Но поверите ли?! Именно в тот миг я вспомнил о каменном флакончике. Страдальческое лицо Эрминии, бледность, кашель, рвущийся, казалось, из уже размягчившихся губчатых легких, где, вполне возможно, укоренились и ядовитые очаги, которые врачи называют на своем пугающе образном языке кавернами, не так ли, доктор? — Тот согласно кивнул. — Кольцо, по необъяснимой случайности вспыхнувшее таким странным светом именно в тот миг, когда девушка закашлялась, походило на вспышку радости убийцы. Утреннее происшествие в комнате Мармора, напрочь стершееся из памяти, вдруг воскресло — и вихрь мыслей закружился в моем мозгу. Нити, что связала бы давнее утро с теперешним вечером, у меня не было. Два события соединились совершенно случайно, и я испугался нечаянной мысли. Постарался погасить в себе свет ложного озарения, вспышку, которая вдруг сверкнула у меня в душе, как сверкнул бриллиант на зеленом сукне стола!.. Ища поддержки, изо всех сил стремясь прогнать безумную и преступную мысль, на миг завладевшую мной, я обратил взгляд на де Каркоэла и госпожу дю Трамбле.

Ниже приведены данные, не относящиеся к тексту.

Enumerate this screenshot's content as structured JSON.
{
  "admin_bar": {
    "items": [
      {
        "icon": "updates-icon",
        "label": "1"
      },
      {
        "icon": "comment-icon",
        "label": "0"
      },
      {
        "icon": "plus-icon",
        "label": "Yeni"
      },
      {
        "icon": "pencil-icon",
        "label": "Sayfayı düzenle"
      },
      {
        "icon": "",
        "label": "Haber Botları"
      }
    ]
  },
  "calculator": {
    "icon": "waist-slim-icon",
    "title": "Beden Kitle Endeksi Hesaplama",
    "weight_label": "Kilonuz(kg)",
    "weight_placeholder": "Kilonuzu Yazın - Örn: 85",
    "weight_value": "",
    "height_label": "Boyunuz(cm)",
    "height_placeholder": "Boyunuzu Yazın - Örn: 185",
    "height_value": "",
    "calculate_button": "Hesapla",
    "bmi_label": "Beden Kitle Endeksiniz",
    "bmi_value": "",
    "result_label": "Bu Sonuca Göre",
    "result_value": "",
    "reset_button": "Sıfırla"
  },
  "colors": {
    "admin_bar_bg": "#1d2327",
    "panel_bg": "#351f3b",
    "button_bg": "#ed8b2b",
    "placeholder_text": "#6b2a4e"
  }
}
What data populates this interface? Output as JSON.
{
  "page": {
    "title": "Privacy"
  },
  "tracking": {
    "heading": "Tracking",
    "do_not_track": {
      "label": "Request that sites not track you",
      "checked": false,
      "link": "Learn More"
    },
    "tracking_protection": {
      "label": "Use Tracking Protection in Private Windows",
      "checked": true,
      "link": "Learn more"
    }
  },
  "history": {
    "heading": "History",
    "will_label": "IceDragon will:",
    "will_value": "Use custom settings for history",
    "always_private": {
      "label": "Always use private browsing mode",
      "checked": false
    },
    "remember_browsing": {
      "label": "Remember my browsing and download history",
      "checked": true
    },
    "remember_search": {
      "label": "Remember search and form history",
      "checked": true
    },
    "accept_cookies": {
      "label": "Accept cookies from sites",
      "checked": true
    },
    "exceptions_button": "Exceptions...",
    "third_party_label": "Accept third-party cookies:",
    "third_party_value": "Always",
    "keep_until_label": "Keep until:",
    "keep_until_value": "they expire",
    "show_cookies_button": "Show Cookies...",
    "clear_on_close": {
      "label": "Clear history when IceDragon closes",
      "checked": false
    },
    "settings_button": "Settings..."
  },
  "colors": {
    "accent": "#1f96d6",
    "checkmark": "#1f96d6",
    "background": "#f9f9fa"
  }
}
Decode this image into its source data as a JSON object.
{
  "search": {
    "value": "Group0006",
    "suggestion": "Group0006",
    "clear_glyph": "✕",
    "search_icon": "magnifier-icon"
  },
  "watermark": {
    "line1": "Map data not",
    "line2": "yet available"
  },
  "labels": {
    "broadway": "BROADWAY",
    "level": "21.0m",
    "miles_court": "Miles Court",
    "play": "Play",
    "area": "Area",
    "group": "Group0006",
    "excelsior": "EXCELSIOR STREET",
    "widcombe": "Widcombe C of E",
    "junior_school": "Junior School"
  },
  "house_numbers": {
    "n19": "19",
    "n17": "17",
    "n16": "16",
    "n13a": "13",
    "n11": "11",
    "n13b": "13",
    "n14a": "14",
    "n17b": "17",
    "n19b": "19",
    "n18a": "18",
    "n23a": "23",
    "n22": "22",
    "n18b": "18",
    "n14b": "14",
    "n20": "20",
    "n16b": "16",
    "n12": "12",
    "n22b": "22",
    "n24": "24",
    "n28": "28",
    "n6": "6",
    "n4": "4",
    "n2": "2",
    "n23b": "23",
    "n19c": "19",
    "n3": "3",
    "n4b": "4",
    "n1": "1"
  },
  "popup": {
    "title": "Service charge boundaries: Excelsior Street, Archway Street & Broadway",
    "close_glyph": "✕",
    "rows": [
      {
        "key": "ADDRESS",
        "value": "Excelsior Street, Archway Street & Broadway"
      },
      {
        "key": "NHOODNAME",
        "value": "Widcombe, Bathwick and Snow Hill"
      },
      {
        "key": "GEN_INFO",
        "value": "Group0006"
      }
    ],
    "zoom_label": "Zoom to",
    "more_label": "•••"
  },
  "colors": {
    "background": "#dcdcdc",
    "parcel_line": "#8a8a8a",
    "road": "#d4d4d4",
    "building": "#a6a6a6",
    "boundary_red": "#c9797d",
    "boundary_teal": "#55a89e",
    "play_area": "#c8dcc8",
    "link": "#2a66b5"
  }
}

Лица, манера поведения как одного, так и другой показали мне, что мысль, которую я осмелился допустить до себя, невозможна. Мармор вел себя как свойственно Мармору — продолжал смотреть на бубновую даму, и смотрел на нее так, словно она была последней и окончательной любовью его жизни. Лицо госпожи дю Трамбле, ее тонкие губы и взгляд дышали тем безмятежным спокойствием, какое не покидало ее даже тогда, когда она посылала свои язвительные шутки, похожие на смертельные пули; шутка — единственное оружие, убивающее бесстрастно, потому что даже шпаге передается страсть движущей ее руки. Она и он, он и она сидели друг напротив друга, две неисповедимые стихии: одна, де Каркоэл, — темная и мрачная, словно ночь, другая, бледная графиня дю Трамбле, — светлое непостижимое пространство. Она продолжала смотреть на своего визави равнодушным безучастным взором, излучавшим холодное безличное сияние. Шевалье де Тарси никак не мог налюбоваться на кольцо, в тайну которого и я хотел бы проникнуть, графиня отцепила привязанный к ее поясу букет резеды и, погрузив в него лицо, с таким наслаждением вдыхала аромат цветов, какого трудно ожидать от женщины, мало расположенной к сладострастию и мечтательности. Глаза ее закатились, а потом и вовсе закрылись, казалось, она находилась на грани обморока; узкими бесцветными губами графиня захватила несколько душистых стебельков и, открыв свои глубоко посаженные глаза, не сводя их с де Каркоэла, разжевала стебельки с выражением дикаря-идолопоклонника, поглощающего жертвенную пищу. Были ли разжеванные и проглоченные цветы условным знаком, соглашением между сообщниками, в которых превратились любовники? Если говорить откровенно, я решил именно так. Наконец шевалье налюбовался бриллиантом, и графиня спокойно надела кольцо на палец. Игра в вист возобновилась, сосредоточенная, молчаливая, угрюмая, как будто и не прерывалась.